Since Holman doesn’t continue straight across MLK, at the first open house PBOT proposed using Highland Avenue as the approach on the west side of the street. But after hearing feedback, they’ve now decided to use Holman (which is south of Highland) on both sides of crossing.
To make MLK safer to bike and walk across, PBOT will add a new signal and crosswalk and do a major lane reconfiguration to create space for a two-way cycle track on the west side of the street.
The new cycle track will run for about a half a block and will feature two, six-foot wide bike lanes physically separated from motor vehicle traffic via a two-foot wide jersey barrier. There will also be a five-foot wide planter strip and a six-foot sidewalk. Space for this will be created by the removal of the center turn lane and narrowing of other existing lanes.
Because a $250,000 traffic signal is needed (due to high speed and volume of car traffic on MLK), the construction of this crossing might be delayed until the 2011-12 fiscal year.
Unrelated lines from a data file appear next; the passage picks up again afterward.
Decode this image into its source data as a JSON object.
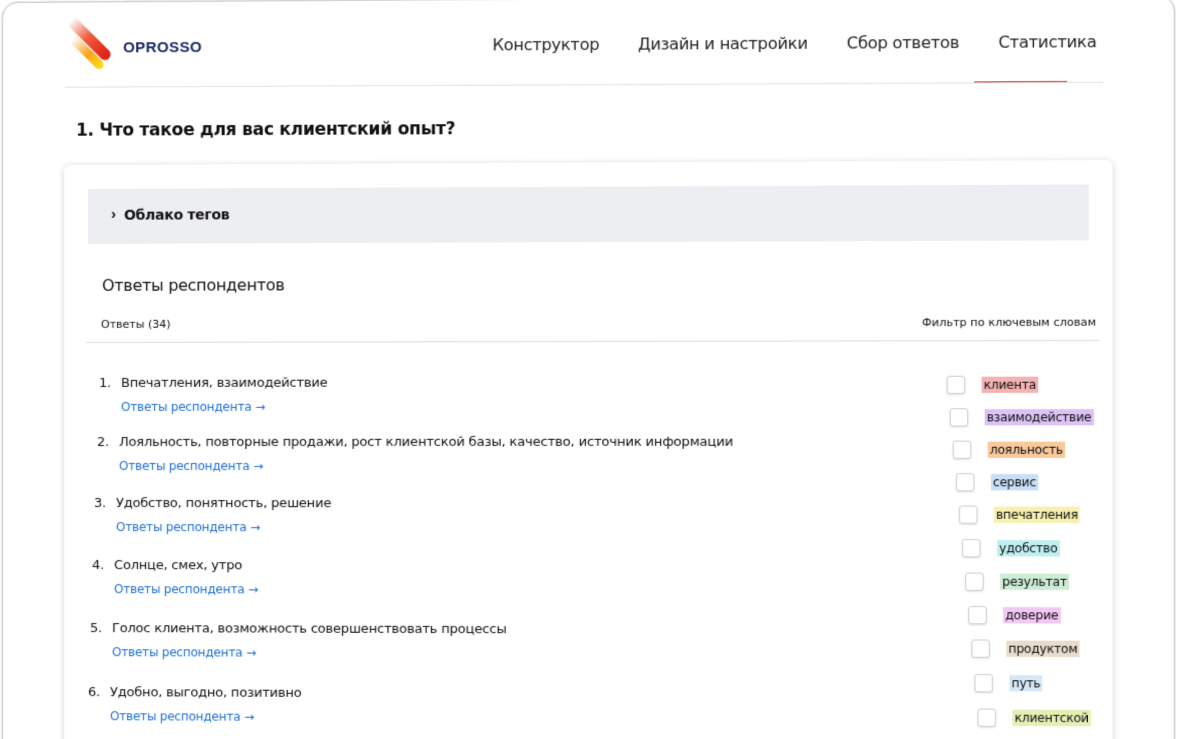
{
  "brand": {
    "name": "OPROSSO"
  },
  "nav": {
    "items": [
      {
        "label": "Конструктор"
      },
      {
        "label": "Дизайн и настройки"
      },
      {
        "label": "Сбор ответов"
      },
      {
        "label": "Статистика",
        "active": true
      }
    ]
  },
  "question": {
    "title": "1. Что такое для вас клиентский опыт?"
  },
  "tag_cloud": {
    "label": "Облако тегов",
    "chevron": "›"
  },
  "answers": {
    "title": "Ответы респондентов",
    "count_label": "Ответы (34)",
    "filter_label": "Фильтр по ключевым словам",
    "link_label": "Ответы респондента →",
    "items": [
      {
        "num": "1.",
        "text": "Впечатления, взаимодействие"
      },
      {
        "num": "2.",
        "text": "Лояльность, повторные продажи, рост клиентской базы, качество, источник информации"
      },
      {
        "num": "3.",
        "text": "Удобство, понятность, решение"
      },
      {
        "num": "4.",
        "text": "Солнце, смех, утро"
      },
      {
        "num": "5.",
        "text": "Голос клиента, возможность совершенствовать процессы"
      },
      {
        "num": "6.",
        "text": "Удобно, выгодно, позитивно"
      }
    ]
  },
  "keywords": [
    {
      "label": "клиента",
      "color": "#f4b3b3"
    },
    {
      "label": "взаимодействие",
      "color": "#dcc3f5"
    },
    {
      "label": "лояльность",
      "color": "#f8c99b"
    },
    {
      "label": "сервис",
      "color": "#c7dff7"
    },
    {
      "label": "впечатления",
      "color": "#f7f0b0"
    },
    {
      "label": "удобство",
      "color": "#bfeff0"
    },
    {
      "label": "результат",
      "color": "#cdecd4"
    },
    {
      "label": "доверие",
      "color": "#f3c7f4"
    },
    {
      "label": "продуктом",
      "color": "#e8dccd"
    },
    {
      "label": "путь",
      "color": "#d6e8f8"
    },
    {
      "label": "клиентской",
      "color": "#e4efb4"
    }
  ]
}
Other Holman Ave. project highlights include various combinations of curb extensions, bioswales, crosswalks, and median islands at crossings of NE 15th, 33rd, and 42nd. And, like all their bike boulevard projects, PBOT will also install new signage, sharrows, speed bumps, and wayfinding signs along the route.
While there was overwhelming support for the project at the open house last night, there were also questions and concerns raised. The crowd — which was a diverse mix of ages, ethnicities and occupations — wondered about loss of on-street parking (no major parking removal is planned), whether or not the bumpy road surface would be improved (it won’t be — but Raisman said being a bike boulevard would raise the priority level of the street for future resurfacing and added, “We can either do everything you see in this proposal or we could re-surface just three blocks”), whether stop signs would be removed or added (yes and yes), and more.
To their credit, PBOT had excellent and candid answers to all the questions and even had a traffic engineer (Scott Batson) on hand who took notes and provided technical authority.
Funding for this project is already (mostly) secured and PBOT hopes to have it fully completed by July 2011.
PBOT is currently working on six other bike boulevard projects in addition to this one and they’re moving full-steam ahead. Last night Raisman told me the only thing that can slow them down is a lack of community support, so get involved and show up to a future open house in your neighborhood.